To staunch the haemorrhage of all these secrets the discourse employs an extreme precision of language, especially in the descriptions of space and spatial relationships within rooms, and in descriptions of behaviour. The bed projected from the wall into the middle of the room, in such a situation as to keep the door on the right hand of the person occupying it, the window on the left, and the fire place opposite the foot of the bed. Barthes writes on the symbolic meaning of the door: a whole complex of death, pleasure, limit, secret is bound up in it and of course doors and the keys which unlock them in this novel play a pivotal role in what they withhold and reveal. The behaviour and actions of the characters do not originate from the characters themselves, but happen because of the discourse’s instinct for preservation (Barthes again). Mrs Jazeph turned around with a start, and looked at the doctor. Apparently forgetting that her right hand was on the table, she moved it so suddenly that it struck against a bronze statuette […which] fell to the ground, and Mrs Jazeph stooped to pick it up with a cry of alarm which seemed strangely exaggerated by comparison with the trifling nature of the accident. Such events are the classic hermeneutic unit. Sarah Leeson faints at the top of the staircase in the North Wing just as she is about to unlock the door to the Myrtle Room not through fear or dread but because the text needs to preserve this particular secret for longer: we are only just half way through the novel. The fear and dread of the character are provided as realistic motivations for the delay. (Incidentally, according to Chavenet, this is why Freudian literary criticism is so laughably redundant: the characters are not real people, and the hermeneutic code accounts for more in their motivation than does their subconscious.)

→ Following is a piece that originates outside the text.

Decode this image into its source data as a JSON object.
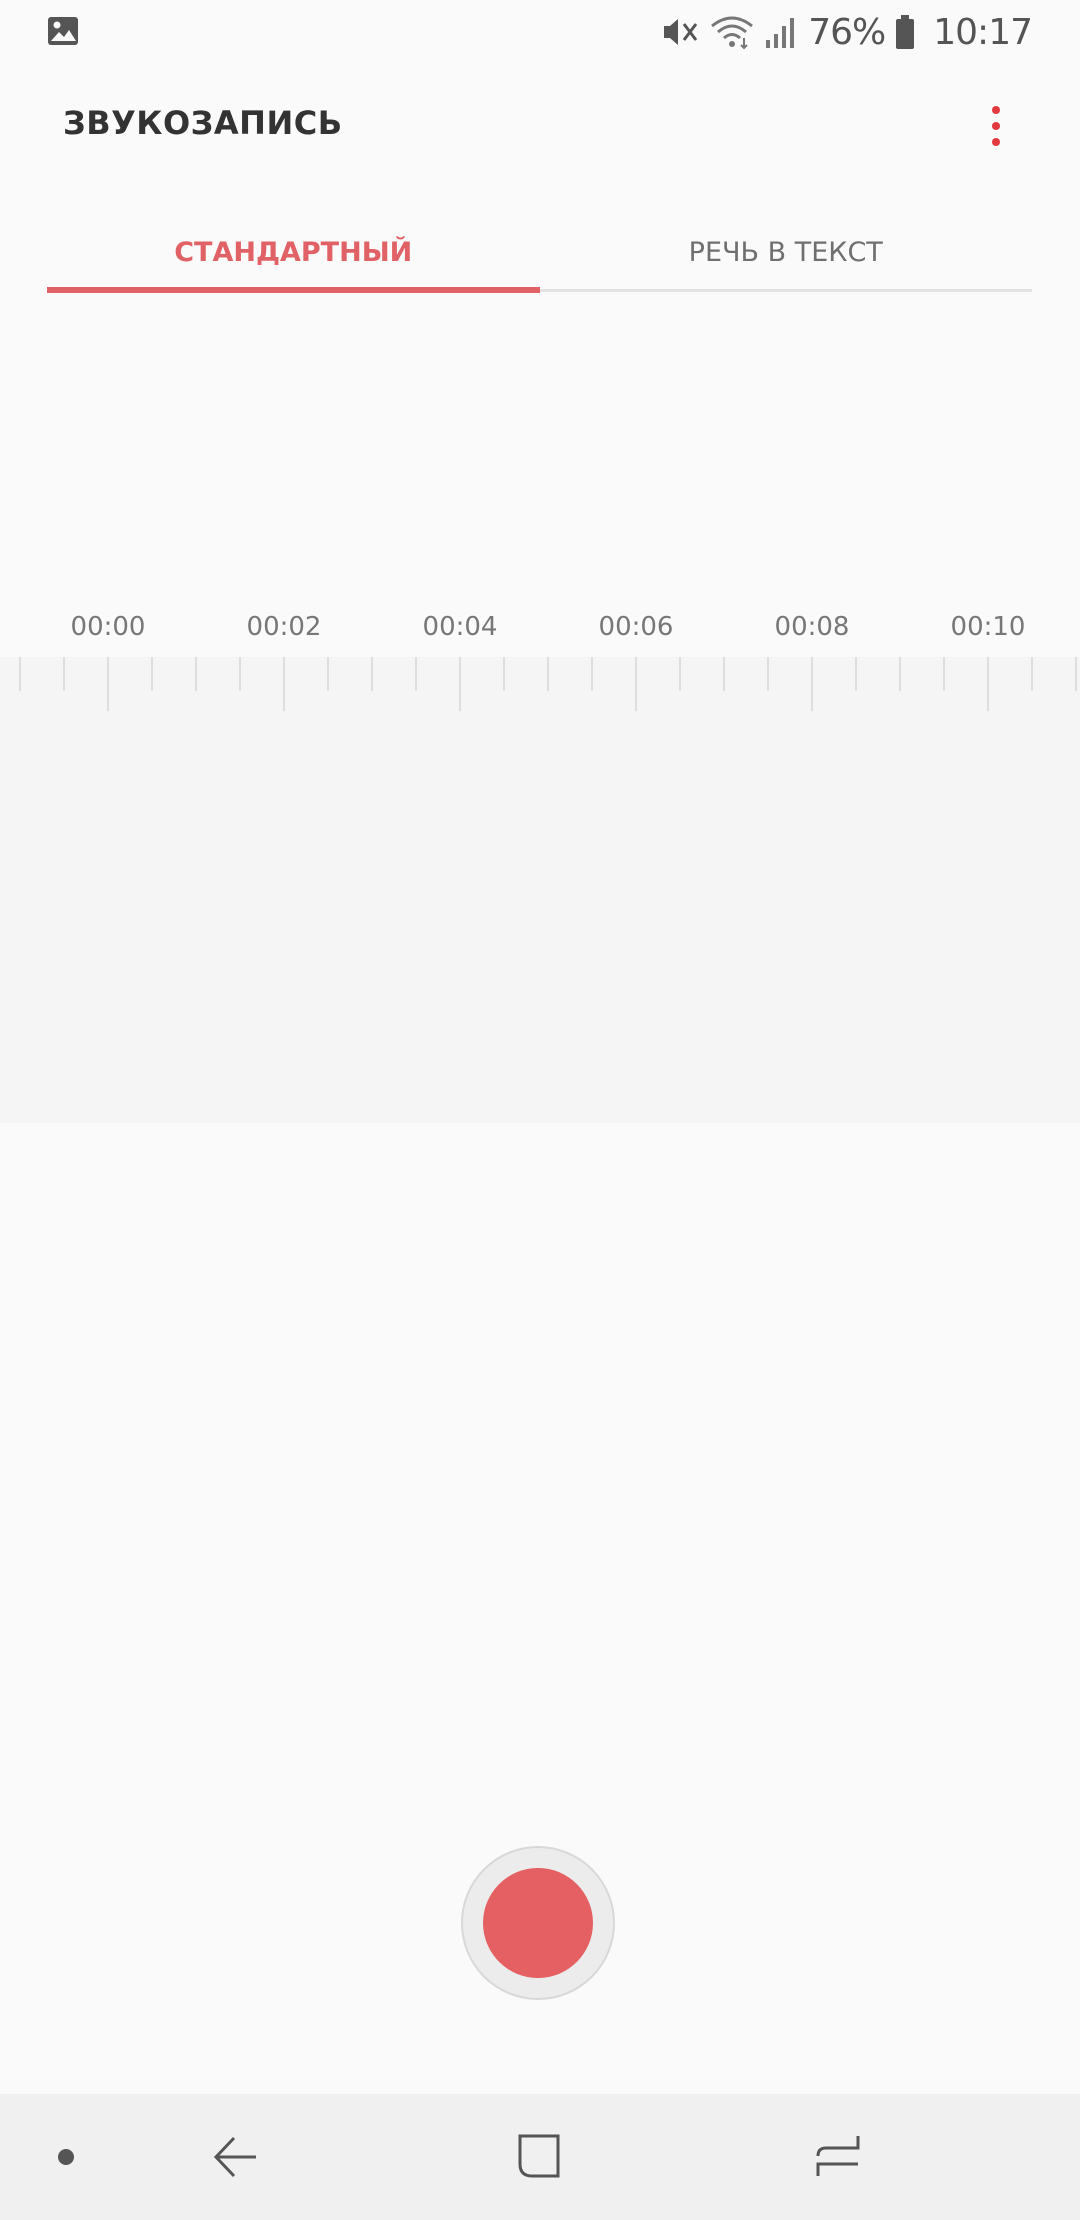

The discourse, then, is straitlaced, pedantic, restricted, controlled, in contrast to the fecund plethora of secrets thrown out by the plot. To compensate for the lack of control over the secrets, the author asserts his power over the discourse by employing an objective, clinical, precision of language, the reference code referencing criminal and psychological casebooks, to use another idea of Barthes. This has the effect of holding up the story by filling it with (unnecessary?) detail, in effect padding it out. In his four mature masterpieces The Woman in White, The Moonstone, Armadale and No Name, Collins achieved a more felicitous balance between a greater fecundity in the discourse and a tighter control of the plot.